Du hast doch das Häuschen auf dem Land, das Omas Haus. Warum fährst du nicht dorthin?

Anneliese erstarrte. Tatsächlich besaß sie ein altes Landhaus, das sie von ihrer Großmutter Erbteil erhalten hatte. Früher hatten sie es besucht, als die Kinder klein waren, dann aber vergessen. Thomas hatte ihr immer gesagt, das Landleben sei ihm zu langweilig, er bevorzuge das Meer.

Heike, du bist ein Genie! Genau dorthin fahre ich! jubelte Anneliese.

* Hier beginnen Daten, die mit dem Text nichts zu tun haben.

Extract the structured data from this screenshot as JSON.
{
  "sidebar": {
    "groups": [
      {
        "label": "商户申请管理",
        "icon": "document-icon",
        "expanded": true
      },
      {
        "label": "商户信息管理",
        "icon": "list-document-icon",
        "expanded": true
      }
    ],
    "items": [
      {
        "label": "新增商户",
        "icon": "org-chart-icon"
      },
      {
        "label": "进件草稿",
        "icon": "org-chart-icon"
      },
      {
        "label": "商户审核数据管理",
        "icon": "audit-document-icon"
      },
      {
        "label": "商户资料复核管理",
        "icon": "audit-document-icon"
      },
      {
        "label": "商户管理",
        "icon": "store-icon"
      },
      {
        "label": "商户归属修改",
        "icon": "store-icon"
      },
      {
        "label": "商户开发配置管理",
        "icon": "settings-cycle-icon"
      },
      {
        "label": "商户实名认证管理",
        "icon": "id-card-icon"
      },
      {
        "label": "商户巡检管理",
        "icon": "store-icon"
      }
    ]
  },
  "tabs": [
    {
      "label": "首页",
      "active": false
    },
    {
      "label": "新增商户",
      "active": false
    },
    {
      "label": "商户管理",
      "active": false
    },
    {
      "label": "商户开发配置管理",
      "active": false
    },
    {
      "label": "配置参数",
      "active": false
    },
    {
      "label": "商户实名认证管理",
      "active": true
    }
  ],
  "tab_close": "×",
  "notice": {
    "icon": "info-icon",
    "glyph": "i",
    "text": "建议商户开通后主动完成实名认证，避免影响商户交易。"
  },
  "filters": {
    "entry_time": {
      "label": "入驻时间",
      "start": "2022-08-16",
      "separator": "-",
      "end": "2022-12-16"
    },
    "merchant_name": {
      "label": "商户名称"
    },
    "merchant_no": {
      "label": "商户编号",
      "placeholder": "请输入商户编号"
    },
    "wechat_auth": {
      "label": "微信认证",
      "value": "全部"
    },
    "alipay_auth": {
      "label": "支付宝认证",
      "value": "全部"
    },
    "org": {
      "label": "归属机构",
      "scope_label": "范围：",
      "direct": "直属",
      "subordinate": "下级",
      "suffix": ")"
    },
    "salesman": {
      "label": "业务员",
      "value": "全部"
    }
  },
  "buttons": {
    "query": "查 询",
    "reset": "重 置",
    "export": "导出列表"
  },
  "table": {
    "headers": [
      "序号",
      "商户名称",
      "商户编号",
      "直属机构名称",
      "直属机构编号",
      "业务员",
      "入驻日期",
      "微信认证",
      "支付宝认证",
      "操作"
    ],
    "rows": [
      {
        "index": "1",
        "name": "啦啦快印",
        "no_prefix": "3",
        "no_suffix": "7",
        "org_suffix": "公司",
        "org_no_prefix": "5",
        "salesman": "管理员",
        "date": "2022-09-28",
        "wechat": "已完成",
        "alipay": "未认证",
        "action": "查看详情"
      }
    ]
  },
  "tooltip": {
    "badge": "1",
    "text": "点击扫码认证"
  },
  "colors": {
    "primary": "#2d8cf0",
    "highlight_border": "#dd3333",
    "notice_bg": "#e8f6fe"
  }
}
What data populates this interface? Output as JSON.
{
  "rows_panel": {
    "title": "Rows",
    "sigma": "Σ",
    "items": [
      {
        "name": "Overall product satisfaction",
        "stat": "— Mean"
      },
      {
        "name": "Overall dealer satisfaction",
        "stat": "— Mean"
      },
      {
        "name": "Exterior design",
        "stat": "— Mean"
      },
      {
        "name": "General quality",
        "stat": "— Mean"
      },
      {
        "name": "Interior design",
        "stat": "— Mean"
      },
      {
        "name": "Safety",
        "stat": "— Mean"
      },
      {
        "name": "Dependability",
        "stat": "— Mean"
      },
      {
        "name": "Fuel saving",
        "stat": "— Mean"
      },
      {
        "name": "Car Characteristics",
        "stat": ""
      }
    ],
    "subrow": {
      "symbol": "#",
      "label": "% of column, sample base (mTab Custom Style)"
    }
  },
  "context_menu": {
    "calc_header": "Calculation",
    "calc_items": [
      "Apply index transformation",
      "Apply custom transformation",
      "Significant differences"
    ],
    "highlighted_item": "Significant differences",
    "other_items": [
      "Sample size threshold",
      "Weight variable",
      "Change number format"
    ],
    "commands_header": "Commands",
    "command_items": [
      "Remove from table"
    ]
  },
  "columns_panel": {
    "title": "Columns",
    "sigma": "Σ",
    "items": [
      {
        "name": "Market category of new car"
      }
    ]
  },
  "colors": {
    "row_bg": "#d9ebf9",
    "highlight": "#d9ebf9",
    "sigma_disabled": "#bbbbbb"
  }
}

Ist es bewohnbar? Gibt es Heizung?

Natürlich einen Ofen und Strom. Mehr brauche ich nicht.

Eine Stunde später saß sie im Regionalzug Richtung Kleinwalde, fünfzig Kilometer von Berlin entfernt ein ganz anderer Ort.

Das Dorf empfing sie mit Stille und dem Duft von Flieder. Das alte Fachwerkhaus stand am Dorfrand, umgeben von jahrhundertealten Apfelbäumen. Mit Mühe öffnete Anneliese das knarrende Tor und trat in den Hof.

Alles wirkte verfallen. Das Gras stand hüfthoch, die Veranda krümmte, ein Fenster war zerbrochen. Sie seufzte schwer. Was sollte sie hier tun? Sie war doch eine Stadtfrau, gewohnt an Komfort.

Plötzlich ertönte eine heisere Stimme: Wer ist da? Ein kleiner, gebeugter, knochiger Oberkörper trat aus dem Haus, eine alte Frau mit Stock.

Guten Tag, stammelte Anneliese, ich bin die Enkelin von Maria, das ist ihr Haus.

Marias Haus?, kniff die Alte, und du bist Anneliese?

Ja, und wer sind Sie?

Ich bin Brigitte, Nachbarin. Wir kannten deine Großmutter gut. Warum bist du hier?

Ich will hier leben, sagte Anneliese überraschend fest.

Leben? Hier kann man nicht wohnen. Das Haus ist verfallen, braucht Reparatur. Was willst du hier machen? Bist du etwa eine Stadtmädchen?

Ich finde es heraus, antwortete sie trotzig und ging zum Haus.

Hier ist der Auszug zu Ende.